After all, as Walter Brueggemann put it, empire wants to keep a pretext alive that everything is okay or that all of this was unavoidable (Prophetic Imagination, p. 11). Any system that exists to consolidate power and perpetuate itself has taken on the trapping of empire whether that is in our churches, our non-profits, or our governments. Empire shrinks our imagination of what is possible, seeking to keep us bound in helplessness so we never rise up to question those who have ascribed authority to themselves. The pandemic is peeling away the veil, shining light on all the inequalities and injustices and the ways well-fed sheep trample the grass and foul the water for everyone else (Ezekiel 34:11-22).
Like Ezekiel, we find ourselves called in the midst of disruption to wade into the midst of a corrupt nation and speak a vision of prophetic justice and shalom “whether they hear or refuse to hear” (Ezekiel 2:5). Ezekiel was called to resist the imposed helplessness of exile as well as the way the people had abandoned their commitments to God. If we follow in his footsteps, we will find the courage to radically overhaul everything from our church systems to our systems of government and not stop until we have achieved equity and justice for everyone. Because this is something those well-fed sheep at the top (which may include us as well) seem to miss: a world in which the least of these thrives is a world where everyone thrives. Our world is far from this vision, but with so many inequalities being laid bare through this time, we can hold onto a vision of shalom—total well-being and thriving for all—and begin even now to work in our communities to start bringing it into reality.
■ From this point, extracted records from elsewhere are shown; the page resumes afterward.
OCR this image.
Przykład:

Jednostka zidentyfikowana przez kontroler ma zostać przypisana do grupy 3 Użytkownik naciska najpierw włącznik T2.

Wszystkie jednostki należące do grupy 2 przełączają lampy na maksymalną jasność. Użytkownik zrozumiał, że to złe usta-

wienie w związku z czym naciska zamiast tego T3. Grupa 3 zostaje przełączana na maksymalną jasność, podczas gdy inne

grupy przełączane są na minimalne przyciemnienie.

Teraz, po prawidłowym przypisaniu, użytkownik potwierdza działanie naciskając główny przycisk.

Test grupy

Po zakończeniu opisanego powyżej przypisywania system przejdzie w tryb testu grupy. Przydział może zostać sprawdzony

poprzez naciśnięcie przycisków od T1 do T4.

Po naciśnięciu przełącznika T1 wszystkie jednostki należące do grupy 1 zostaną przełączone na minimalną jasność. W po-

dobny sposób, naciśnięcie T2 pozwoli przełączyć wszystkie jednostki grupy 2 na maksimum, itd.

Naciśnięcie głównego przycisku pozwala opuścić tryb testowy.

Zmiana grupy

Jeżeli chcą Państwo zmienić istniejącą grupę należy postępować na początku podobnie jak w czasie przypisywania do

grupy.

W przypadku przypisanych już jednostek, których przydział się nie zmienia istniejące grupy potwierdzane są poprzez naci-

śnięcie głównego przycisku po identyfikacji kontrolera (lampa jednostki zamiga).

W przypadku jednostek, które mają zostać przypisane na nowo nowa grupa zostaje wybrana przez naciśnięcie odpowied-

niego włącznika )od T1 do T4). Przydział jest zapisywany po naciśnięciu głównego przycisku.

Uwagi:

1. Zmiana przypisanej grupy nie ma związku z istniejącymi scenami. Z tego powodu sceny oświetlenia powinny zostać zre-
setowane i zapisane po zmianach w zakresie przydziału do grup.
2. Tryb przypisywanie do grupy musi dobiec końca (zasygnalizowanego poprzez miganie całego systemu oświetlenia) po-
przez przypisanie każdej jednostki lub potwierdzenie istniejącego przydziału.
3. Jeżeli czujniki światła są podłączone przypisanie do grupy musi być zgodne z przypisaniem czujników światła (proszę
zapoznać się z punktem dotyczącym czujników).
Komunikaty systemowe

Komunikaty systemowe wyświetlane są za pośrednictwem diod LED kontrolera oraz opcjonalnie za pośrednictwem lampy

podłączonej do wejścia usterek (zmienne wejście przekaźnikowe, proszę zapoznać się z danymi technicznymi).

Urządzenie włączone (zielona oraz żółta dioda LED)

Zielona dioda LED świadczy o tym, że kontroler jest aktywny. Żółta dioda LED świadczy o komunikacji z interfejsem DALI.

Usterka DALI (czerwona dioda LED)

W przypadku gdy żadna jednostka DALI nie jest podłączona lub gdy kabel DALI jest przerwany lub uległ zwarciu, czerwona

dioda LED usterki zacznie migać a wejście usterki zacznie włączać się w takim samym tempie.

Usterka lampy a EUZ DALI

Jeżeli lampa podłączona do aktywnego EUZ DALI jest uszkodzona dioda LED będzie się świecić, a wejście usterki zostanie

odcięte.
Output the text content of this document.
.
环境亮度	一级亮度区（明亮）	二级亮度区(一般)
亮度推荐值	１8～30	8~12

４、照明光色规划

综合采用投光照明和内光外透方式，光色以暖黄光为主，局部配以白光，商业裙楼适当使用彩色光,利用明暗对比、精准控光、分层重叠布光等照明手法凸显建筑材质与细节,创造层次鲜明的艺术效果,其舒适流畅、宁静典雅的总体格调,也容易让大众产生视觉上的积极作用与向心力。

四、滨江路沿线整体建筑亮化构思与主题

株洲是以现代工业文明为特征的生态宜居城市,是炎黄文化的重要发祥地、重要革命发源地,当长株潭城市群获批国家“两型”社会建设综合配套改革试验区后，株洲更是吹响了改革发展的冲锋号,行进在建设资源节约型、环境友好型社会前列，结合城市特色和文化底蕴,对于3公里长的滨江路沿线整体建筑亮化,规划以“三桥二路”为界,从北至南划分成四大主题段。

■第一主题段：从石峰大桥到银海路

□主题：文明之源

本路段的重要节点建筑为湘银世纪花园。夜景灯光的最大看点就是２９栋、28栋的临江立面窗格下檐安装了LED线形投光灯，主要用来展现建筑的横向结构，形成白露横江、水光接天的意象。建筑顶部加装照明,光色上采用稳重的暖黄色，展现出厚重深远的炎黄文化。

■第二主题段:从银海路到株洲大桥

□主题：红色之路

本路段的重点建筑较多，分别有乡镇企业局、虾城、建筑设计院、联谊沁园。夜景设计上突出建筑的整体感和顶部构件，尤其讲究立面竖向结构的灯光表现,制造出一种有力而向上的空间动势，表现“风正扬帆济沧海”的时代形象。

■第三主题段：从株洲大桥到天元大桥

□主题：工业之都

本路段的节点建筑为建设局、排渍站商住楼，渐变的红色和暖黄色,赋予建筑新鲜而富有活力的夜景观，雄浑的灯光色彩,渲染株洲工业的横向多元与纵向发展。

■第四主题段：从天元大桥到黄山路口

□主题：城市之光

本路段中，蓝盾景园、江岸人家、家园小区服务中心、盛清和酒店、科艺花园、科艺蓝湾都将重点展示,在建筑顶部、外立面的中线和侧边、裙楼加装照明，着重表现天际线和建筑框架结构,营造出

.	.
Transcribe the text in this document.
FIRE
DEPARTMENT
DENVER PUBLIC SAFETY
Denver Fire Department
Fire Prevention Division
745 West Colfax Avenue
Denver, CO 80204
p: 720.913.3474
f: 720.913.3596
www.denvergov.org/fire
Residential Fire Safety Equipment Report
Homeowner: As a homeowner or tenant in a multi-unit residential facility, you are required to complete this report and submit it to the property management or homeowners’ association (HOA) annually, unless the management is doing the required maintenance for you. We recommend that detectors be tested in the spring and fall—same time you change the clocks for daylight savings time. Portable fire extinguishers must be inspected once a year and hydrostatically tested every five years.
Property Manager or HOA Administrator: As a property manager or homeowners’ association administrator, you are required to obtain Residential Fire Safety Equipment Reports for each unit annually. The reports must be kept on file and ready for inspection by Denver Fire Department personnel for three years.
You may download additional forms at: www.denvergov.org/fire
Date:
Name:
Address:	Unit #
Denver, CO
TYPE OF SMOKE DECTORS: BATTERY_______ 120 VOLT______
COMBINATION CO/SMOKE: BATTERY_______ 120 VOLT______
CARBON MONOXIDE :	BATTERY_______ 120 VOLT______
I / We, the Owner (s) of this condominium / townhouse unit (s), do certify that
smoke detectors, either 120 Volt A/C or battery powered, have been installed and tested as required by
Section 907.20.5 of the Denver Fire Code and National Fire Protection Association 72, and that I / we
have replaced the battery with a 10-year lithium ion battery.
If you had told me fourteen years ago the way to learn to work for shalom was to experience chronic, debilitating illness, live through a global pandemic, and the next stage of the Civil Rights movement, I would have been very confused. I know I’ve always hoped I could grow without all the difficulties, but it seems hardship and growth are often intertwined. We don’t have a choice about hardship: we do have a choice about growth. I was alone on the first stages of my chronic illness journey except for authors to keep me company. However, as we are experiencing collective wilderness and exile, we have a unique opportunity to band together for shared growth. May we emerge from our wilderness a changed community, with shared experiences and structures of resilience built as we connect to each other and hold each other accountable to grow—and from that growth, to tear down the supremacies of empire and help birth shalom into our world.